According to Energy Information Administration data, the U.S. was producing a record 73.5 billion cubic feet a day in October in the lower 48 states. (Read More: Track Commodity Price Here)
"One of the factors that helped drive gas prices up toward $4 was the idea that this winter would be cooler than last winter. But now that we've gone through December and the first week of January, we're seeing warm weather. That's why the market pared almost a dollar off its Fall rally," said Tradition Energy analyst Gene McGillian. "In the past year, we've seen a considerable cutback in drilling activity, but the latest production reports from the EIA point to record production levels. We haven't seen our production levels impacted."

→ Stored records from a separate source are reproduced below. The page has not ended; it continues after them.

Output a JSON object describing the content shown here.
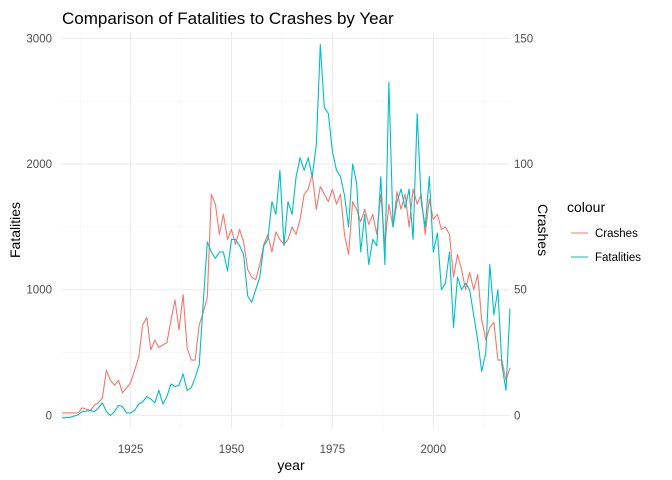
{
  "chart_data": {
    "type": "line",
    "title": "Comparison of Fatalities to Crashes by Year",
    "xlabel": "year",
    "ylabel_left": "Fatalities",
    "ylabel_right": "Crashes",
    "xlim": [
      1908,
      2019
    ],
    "ylim_left": [
      -100,
      3050
    ],
    "ylim_right": [
      -5,
      152.5
    ],
    "x_ticks": [
      1925,
      1950,
      1975,
      2000
    ],
    "y_left_ticks": [
      0,
      1000,
      2000,
      3000
    ],
    "y_right_ticks": [
      0,
      50,
      100,
      150
    ],
    "grid": true,
    "legend": {
      "title": "colour",
      "position": "right"
    },
    "series": [
      {
        "name": "Crashes",
        "color": "#F8766D",
        "axis": "right",
        "x": [
          1908,
          1910,
          1912,
          1913,
          1915,
          1916,
          1917,
          1918,
          1919,
          1920,
          1921,
          1922,
          1923,
          1924,
          1925,
          1926,
          1927,
          1928,
          1929,
          1930,
          1931,
          1932,
          1933,
          1934,
          1935,
          1936,
          1937,
          1938,
          1939,
          1940,
          1941,
          1942,
          1943,
          1944,
          1945,
          1946,
          1947,
          1948,
          1949,
          1950,
          1951,
          1952,
          1953,
          1954,
          1955,
          1956,
          1957,
          1958,
          1959,
          1960,
          1961,
          1962,
          1963,
          1964,
          1965,
          1966,
          1967,
          1968,
          1969,
          1970,
          1971,
          1972,
          1973,
          1974,
          1975,
          1976,
          1977,
          1978,
          1979,
          1980,
          1981,
          1982,
          1983,
          1984,
          1985,
          1986,
          1987,
          1988,
          1989,
          1990,
          1991,
          1992,
          1993,
          1994,
          1995,
          1996,
          1997,
          1998,
          1999,
          2000,
          2001,
          2002,
          2003,
          2004,
          2005,
          2006,
          2007,
          2008,
          2009,
          2010,
          2011,
          2012,
          2013,
          2014,
          2015,
          2016,
          2017,
          2018,
          2019
        ],
        "values": [
          1,
          1,
          1,
          3,
          2,
          4,
          5,
          7,
          18,
          14,
          12,
          14,
          9,
          11,
          13,
          18,
          23,
          36,
          39,
          26,
          30,
          27,
          28,
          29,
          38,
          46,
          34,
          48,
          27,
          22,
          22,
          36,
          41,
          47,
          88,
          84,
          72,
          80,
          70,
          74,
          68,
          74,
          69,
          58,
          55,
          54,
          60,
          68,
          72,
          65,
          73,
          70,
          68,
          70,
          75,
          72,
          78,
          88,
          90,
          96,
          82,
          91,
          88,
          85,
          90,
          84,
          88,
          72,
          64,
          85,
          82,
          77,
          82,
          76,
          80,
          72,
          88,
          68,
          84,
          75,
          89,
          82,
          88,
          75,
          90,
          84,
          88,
          72,
          86,
          78,
          80,
          74,
          75,
          72,
          55,
          64,
          58,
          50,
          57,
          50,
          56,
          38,
          30,
          35,
          37,
          22,
          22,
          14,
          19
        ]
      },
      {
        "name": "Fatalities",
        "color": "#00BFC4",
        "axis": "left",
        "x": [
          1908,
          1910,
          1912,
          1913,
          1915,
          1916,
          1917,
          1918,
          1919,
          1920,
          1921,
          1922,
          1923,
          1924,
          1925,
          1926,
          1927,
          1928,
          1929,
          1930,
          1931,
          1932,
          1933,
          1934,
          1935,
          1936,
          1937,
          1938,
          1939,
          1940,
          1941,
          1942,
          1943,
          1944,
          1945,
          1946,
          1947,
          1948,
          1949,
          1950,
          1951,
          1952,
          1953,
          1954,
          1955,
          1956,
          1957,
          1958,
          1959,
          1960,
          1961,
          1962,
          1963,
          1964,
          1965,
          1966,
          1967,
          1968,
          1969,
          1970,
          1971,
          1972,
          1973,
          1974,
          1975,
          1976,
          1977,
          1978,
          1979,
          1980,
          1981,
          1982,
          1983,
          1984,
          1985,
          1986,
          1987,
          1988,
          1989,
          1990,
          1991,
          1992,
          1993,
          1994,
          1995,
          1996,
          1997,
          1998,
          1999,
          2000,
          2001,
          2002,
          2003,
          2004,
          2005,
          2006,
          2007,
          2008,
          2009,
          2010,
          2011,
          2012,
          2013,
          2014,
          2015,
          2016,
          2017,
          2018,
          2019
        ],
        "values": [
          -20,
          -15,
          5,
          30,
          40,
          30,
          60,
          100,
          30,
          0,
          30,
          80,
          70,
          20,
          20,
          40,
          90,
          110,
          150,
          130,
          100,
          200,
          90,
          150,
          250,
          230,
          240,
          330,
          200,
          220,
          300,
          400,
          900,
          1380,
          1300,
          1250,
          1300,
          1300,
          1150,
          1400,
          1400,
          1350,
          1280,
          950,
          900,
          1000,
          1100,
          1350,
          1400,
          1700,
          1600,
          1950,
          1350,
          1700,
          1600,
          1900,
          2050,
          1950,
          2050,
          1900,
          2150,
          2950,
          2450,
          2400,
          2100,
          1950,
          1900,
          1750,
          1500,
          2000,
          1850,
          1300,
          1600,
          1200,
          1400,
          1350,
          1900,
          1200,
          2650,
          1500,
          1700,
          1800,
          1650,
          1800,
          1400,
          2400,
          1700,
          1500,
          1900,
          1300,
          1450,
          1000,
          1050,
          1300,
          700,
          1100,
          1000,
          1050,
          1000,
          800,
          600,
          350,
          500,
          1200,
          800,
          1000,
          400,
          200,
          850
        ]
      }
    ]
  }
}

McGillian said expectations are that Thursday's EIA inventory report, released at 10:30 a.m. ET, will show a storage withdrawal of between 180 to 200 billion cubic feet. "It would be the largest of the season and repair some of the surplus we've seen," he said.
"We're looking for a high end of 195." That could temporary reverse the decline in prices, he added.
Kilduff said the weather forecasts had been for cooler weather, but as the actual dates approached, the forecasts changed.
"We're going to experience weather here in the next several days close to 60 degrees. The weather forecast for the second half of January was for below normal, but that's moderating. As you get closer to the date, the jet stream just doesn't move, and you get this more moderate pattern," he said, from his office in New York. The National Climatic Data Center reported this month that 2012 was the hottest year on record, warmer by a full degree.
Temperatures Wednesday were in the upper 40 degrees Farenheit in the mid-Atlantic states and above freezing in much of New England. The Midwest saw day time temperatures in the 40s and up to the mid-50s.